Было бы несправедливо внушить моим читателям мысль, что только маскулинность была нашим высшим идеалом для женщины. Отнюдь нет! От них требовались таланты и более мягкие жизненные грации. Музыка, танцы и литература не были забыты. Некоторые из лучших стихов в нашей литературе были выражением женских чувств; на самом деле женщины играли важную роль в истории японской изящной словесности. Танцам обучали (я говорю о самурайских девушках, а не о гейшах) только для того, чтобы сгладить угловатость их движений. Музыка предназначалась для того, чтобы скрасить утомительные часы их отцов и мужей; поэтому музыке учились не ради техники, искусства как такового; ибо конечной целью было очищение сердца, поскольку говорили, что никакой гармонии звуков невозможно достичь без того, чтобы сердце исполнителя не было в гармонии с самим собой. Здесь мы снова видим ту же идею, которую мы замечаем в обучении молодежи — что таланты всегда оставались подчиненными моральным достоинствам. Ровно столько музыки и танцев, чтобы добавить грации и яркости жизни, но никогда — чтобы поощрять тщеславие и расточительность. Я сочувствую персидскому принцу, который, будучи приглашенным на бал в Лондоне и попрошенным принять участие в веселье, прямо заметил, что в его стране для такого рода занятий предоставляют специальный набор девушек.

Таланты наших женщин не приобретались для демонстрации или социального возвышения. Они были домашним развлечением; и если они блистали на светских вечерах, то как атрибуты хозяйки — иными словами, как часть домашнего устройства для гостеприимства. Домоседство направляло их образование. Можно сказать, что таланты женщин Старой Японии, будь то воинственного или мирного характера, предназначались главным образом для дома; и как бы далеко они ни странствовали, они никогда не упускали из виду очаг как центр. Именно ради сохранения его чести и целостности они трудились, работали и отдавали свои жизни. День и ночь, тонами одновременно твердыми и нежными, храбрыми и жалобными, они пели своим маленьким гнездам. Как дочь, женщина жертвовала собой ради отца, как жена — ради мужа, а как мать — ради сына. Так с ранней юности ее учили отказывать себе. Ее жизнь была не жизнью независимости, а зависимого служения. Помощница мужа, если ее присутствие полезно, она остается на сцене вместе с ним: если оно мешает его работе, она удаляется за занавес. Нередко случается, что юноша влюбляется в девушку, которая отвечает на его любовь с равным пылом, но, осознав, что ее интерес к ней заставляет его забыть о своих обязанностях, она обезображивает себя, чтобы ее привлекательность исчезла. Адзума, идеальная жена в представлении самурайских девушек, обнаруживает, что ее любит человек, который, чтобы завоевать ее привязанность, замышляет заговор против ее мужа. Под предлогом участия в преступном заговоре она умудряется в темноте занять место своего мужа, и меч влюбленного убийцы опускается на ее собственную преданную голову.

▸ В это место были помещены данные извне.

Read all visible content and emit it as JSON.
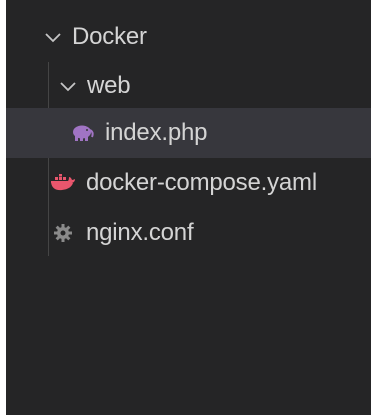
{
  "explorer": {
    "items": [
      {
        "label": "Docker",
        "type": "folder",
        "expanded": true,
        "icon": "chevron-down-icon"
      },
      {
        "label": "web",
        "type": "folder",
        "expanded": true,
        "icon": "chevron-down-icon"
      },
      {
        "label": "index.php",
        "type": "file",
        "selected": true,
        "icon": "php-elephant-icon",
        "icon_color": "#a074c4"
      },
      {
        "label": "docker-compose.yaml",
        "type": "file",
        "icon": "docker-whale-icon",
        "icon_color": "#e8566d"
      },
      {
        "label": "nginx.conf",
        "type": "file",
        "icon": "gear-icon",
        "icon_color": "#8a8a8a"
      }
    ]
  },
  "colors": {
    "background": "#252526",
    "selected_row": "#37373d",
    "text": "#d4d4d4",
    "indent_guide": "#454545"
  }
}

Следующее послание, написанное женой молодого даймё перед тем, как она лишила себя жизни, не нуждается в комментариях: «Часто я слышала, что никакой случай или удача никогда не нарушают ход событий здесь, внизу, и что все движется в соответствии с планом. Укрыться под общей ветвью или испить из одной реки — все предопределено с времен, предшествующих нашему рождению. С тех пор как мы соединились узами вечного брака, теперь уже два коротких года назад, мое сердце следовало за тобой, подобно тому как тень следует за объектом, неразрывно связанное сердце с сердцем, любя и будучи любимым. Узнав, однако, недавно, что грядущая битва станет последней для твоего труда и жизни, прими прощальное приветствие твоей любящей спутницы. Я слышала, что Ко-у, могучий воин древнего Китая, проиграл битву, не желая расставаться со своей любимой Гу. Ёсинака тоже, каким бы храбрым он ни был, принес бедствие своему делу, будучи слишком слабым, чтобы вовремя попрощаться с женой. Почему я, для которой земля больше не предлагает надежды или радости, — почему я должна задерживать тебя или твои мысли своей жизнью? Почему бы мне, скорее, не ждать тебя на дороге, по которой все смертные должны когда-то пройти? Никогда, умоляю, никогда не забывай о многих благодеяниях, которыми наш добрый господин Хидэёри осыпал тебя. Благодарность, которую мы ему должны, так же глубока, как море, и так же высока, как холмы».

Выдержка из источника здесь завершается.